Walking your dog is a better weight-loss tactic than dieting?
Yep, it’s been proven that dog walking is more effective than dieting.
I LOVE that!
Walking the dog 20 minutes a day, 5 days a week produced an average weight loss of 14 pounds for participants in a University of Missouri-Columbia study. Source
This is a recent study, so it’s intriguing to think that they just might be onto something in this day & age.
The health benefits from dog ownership have long been understood (lowering blood pressure, increasing mental attitude and sharpness, lowering the risk of heart disease), but this is the first time that the benefits from dog walking have been proven.
I just want to say thanks to the University of Missouri-Columbia for studying the effects of walking your dog on your overall health!
The result: some heart-healthy news you can use, sealed with a big wet kiss!
- “Researchers said the participants began the program by walking 10 minutes per day, 3 times each week. Eventually, the participants walked up to 20 minutes per day, 5 times each week. During rainy days, the participants walked an inside route.” Source
- “The first first group walked for 50 weeks, and the second group walked for only 26 weeks.

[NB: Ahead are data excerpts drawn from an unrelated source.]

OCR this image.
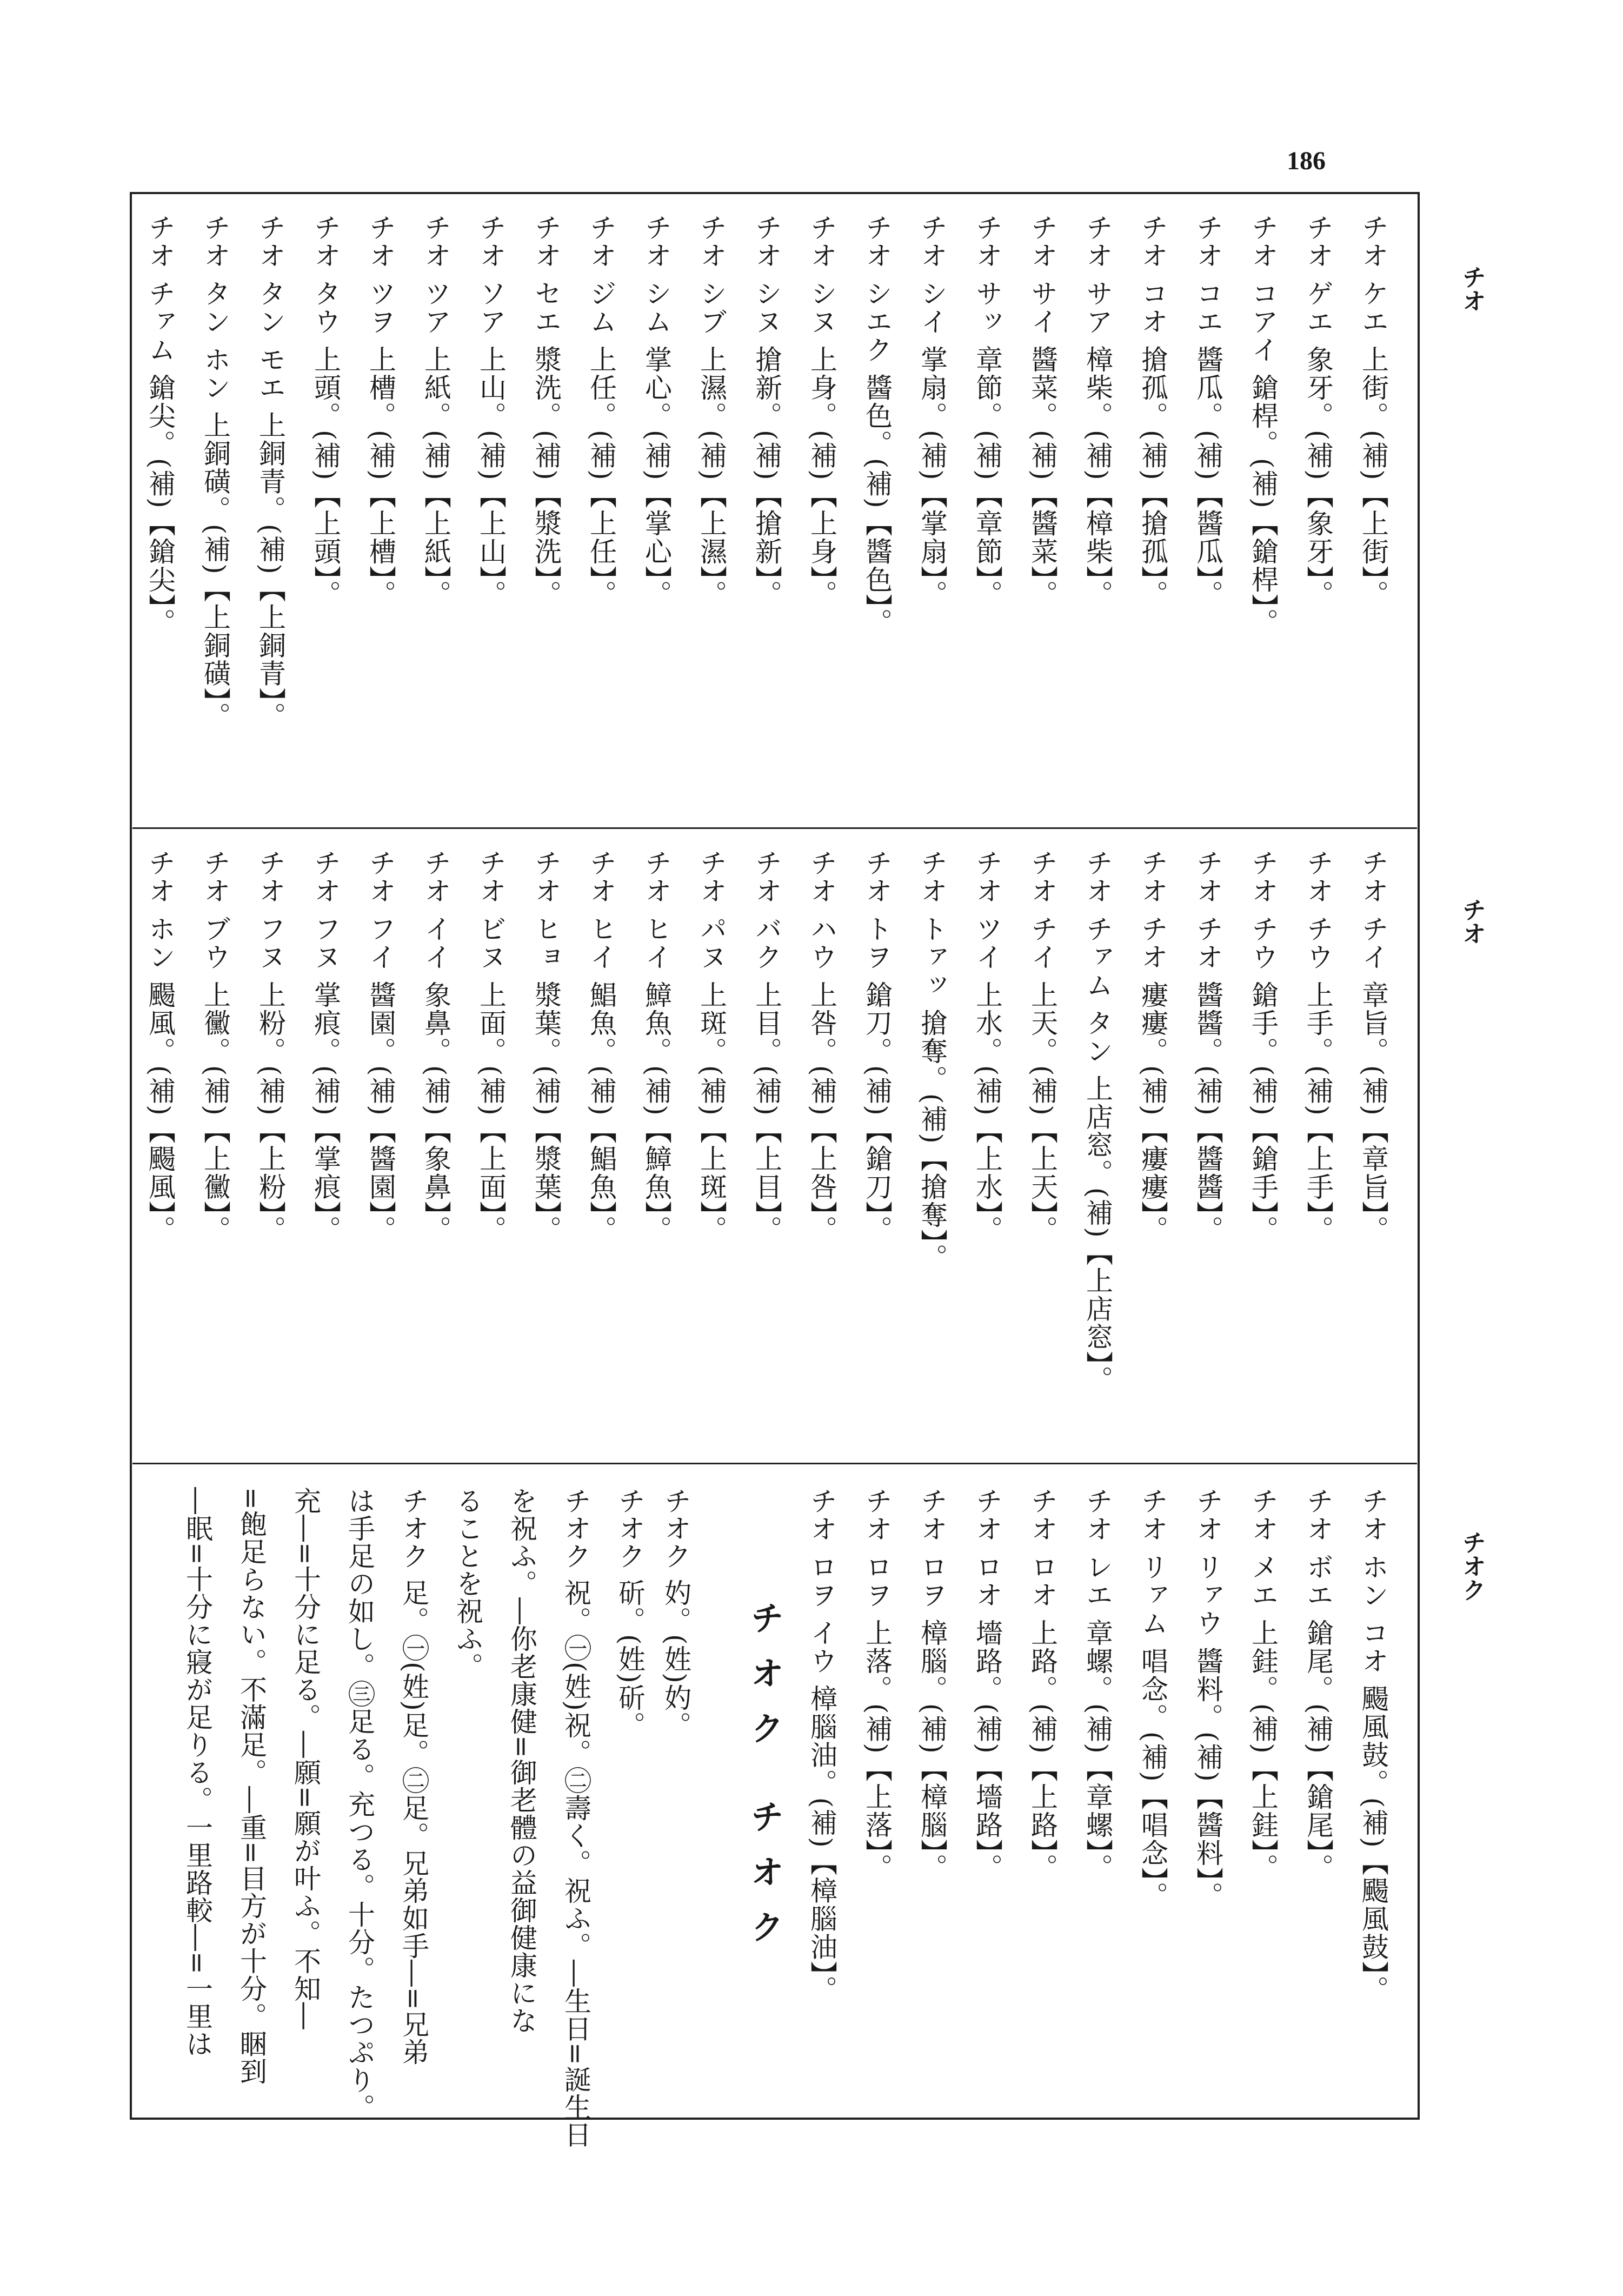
186
チオ
チオ
チオク
チオ ケエ 上街。(補)【上街】。
チオ ゲエ 象牙。(補)【象牙】。
チオ コアイ 鎗桿。(補)【鎗桿】。
チオ コエ 醬瓜。(補)【醬瓜】。
チオ コオ 搶孤。(補)【搶孤】。
チオ サア 樟柴。(補)【樟柴】。
チオ サイ 醬菜。(補)【醬菜】。
チオ サッ 章節。(補)【章節】。
チオ シイ 掌扇。(補)【掌扇】。
チオ シエク 醬色。(補)【醬色】。
チオ シヌ 上身。(補)【上身】。
チオ シヌ 搶新。(補)【搶新】。
チオ シブ 上濕。(補)【上濕】。
チオ シム 掌心。(補)【掌心】。
チオ ジム 上任。(補)【上任】。
チオ セエ 漿洗。(補)【漿洗】。
チオ ソア 上山。(補)【上山】。
チオ ツア 上紙。(補)【上紙】。
チオ ツヲ 上槽。(補)【上槽】。
チオ タウ 上頭。(補)【上頭】。
チオ タン モエ 上銅青。(補)【上銅青】。
チオ タン ホン 上銅磺。(補)【上銅磺】。
チオ チァム 鎗尖。(補)【鎗尖】。
チオ チイ 章旨。(補)【章旨】。
チオ チウ 上手。(補)【上手】。
チオ チウ 鎗手。(補)【鎗手】。
チオ チオ 醬醬。(補)【醬醬】。
チオ チオ 瘻瘻。(補)【瘻瘻】。
チオ チァム タン 上店窓。(補)【上店窓】。
チオ チイ 上天。(補)【上天】。
チオ ツイ 上水。(補)【上水】。
チオ トァッ 搶奪。(補)【搶奪】。
チオ トヲ 鎗刀。(補)【鎗刀】。
チオ ハウ 上咎。(補)【上咎】。
チオ バク 上目。(補)【上目】。
チオ パヌ 上斑。(補)【上斑】。
チオ ヒイ 鱆魚。(補)【鱆魚】。
チオ ヒイ 鯧魚。(補)【鯧魚】。
チオ ヒョ 漿葉。(補)【漿葉】。
チオ ビヌ 上面。(補)【上面】。
チオ イイ 象鼻。(補)【象鼻】。
チオ フイ 醬園。(補)【醬園】。
チオ フヌ 掌痕。(補)【掌痕】。
チオ フヌ 上粉。(補)【上粉】。
チオ ブウ 上黴。(補)【上黴】。
チオ ホン 颺風。(補)【颺風】。
チオ ホン コオ 颺風鼓。(補)【颺風鼓】。
チオ ボエ 鎗尾。(補)【鎗尾】。
チオ メエ 上銈。(補)【上銈】。
チオ リァウ 醬料。(補)【醬料】。
チオ リァム 唱念。(補)【唱念】。
チオ レエ 章螺。(補)【章螺】。
チオ ロオ 上路。(補)【上路】。
チオ ロオ 墻路。(補)【墻路】。
チオ ロヲ 樟腦。(補)【樟腦】。
チオ ロヲ 上落。(補)【上落】。
チオ ロヲ イウ 樟腦油。(補)【樟腦油】。
チオク チオク
チオク 妁。(姓)妁。
チオク 斫。(姓)斫。
チオク 祝。㊀(姓)祝。㊁壽く。祝ふ。―生日=誕生日
を祝ふ。―你老康健=御老體の益御健康にな
ることを祝ふ。
チオク 足。㊀(姓)足。㊁足。兄弟如手―=兄弟
は手足の如し。㊂足る。充つる。十分。たつぷり。
充―=十分に足る。―願=願が叶ふ。不知―
=飽足らない。不滿足。―重=目方が十分。睏到
―眠=十分に寢が足りる。一里路較―=一里は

Johnson found that the first group averaged a weight loss of 14 pounds, a better result than most of the nationally known weight-loss plans report.”
- “Even though we didn’t see a significant amount of weight loss in the group that walked for a shorter period of time, by the end of the study, all the participants were walking for longer periods of time and walking for daily errands instead of using some other type of transportation.”
This goes hand-in-hand with a study the University of Missouri-Columbia did last year:
- “Some participants in our Walking for Healthy Hearts program have lost as much as 30 pounds since we began six months ago.” Source
- And in yet ANOTHER dog-walking study, it was determined:
“If all dog owners would just walk their pet for at least 150 minutes per week the percentage of the population doing sufficient physical activity would increase from 47 to 71 per cent. Such an increase would be much greater than most of the broad national campaigns designed to promote physical activity.” Source
By the way, when I asked my oh-so-fit chiropractor why he chooses walking, rather than running as exercise, he said (paraphrased):
…Because you get the same healthy return from running no matter how much of it you do — 3 miles or 15 miles. Whereas with walking, there’s no plateau, the more you walk the more the healthy effects impact your body… so it’s more motivating to keep increasing the amount you walk and the speed with which you walk.
Which, I guess, makes it seem less like exercise and more like a personal challenge — in ADDITION to the more immediate reward.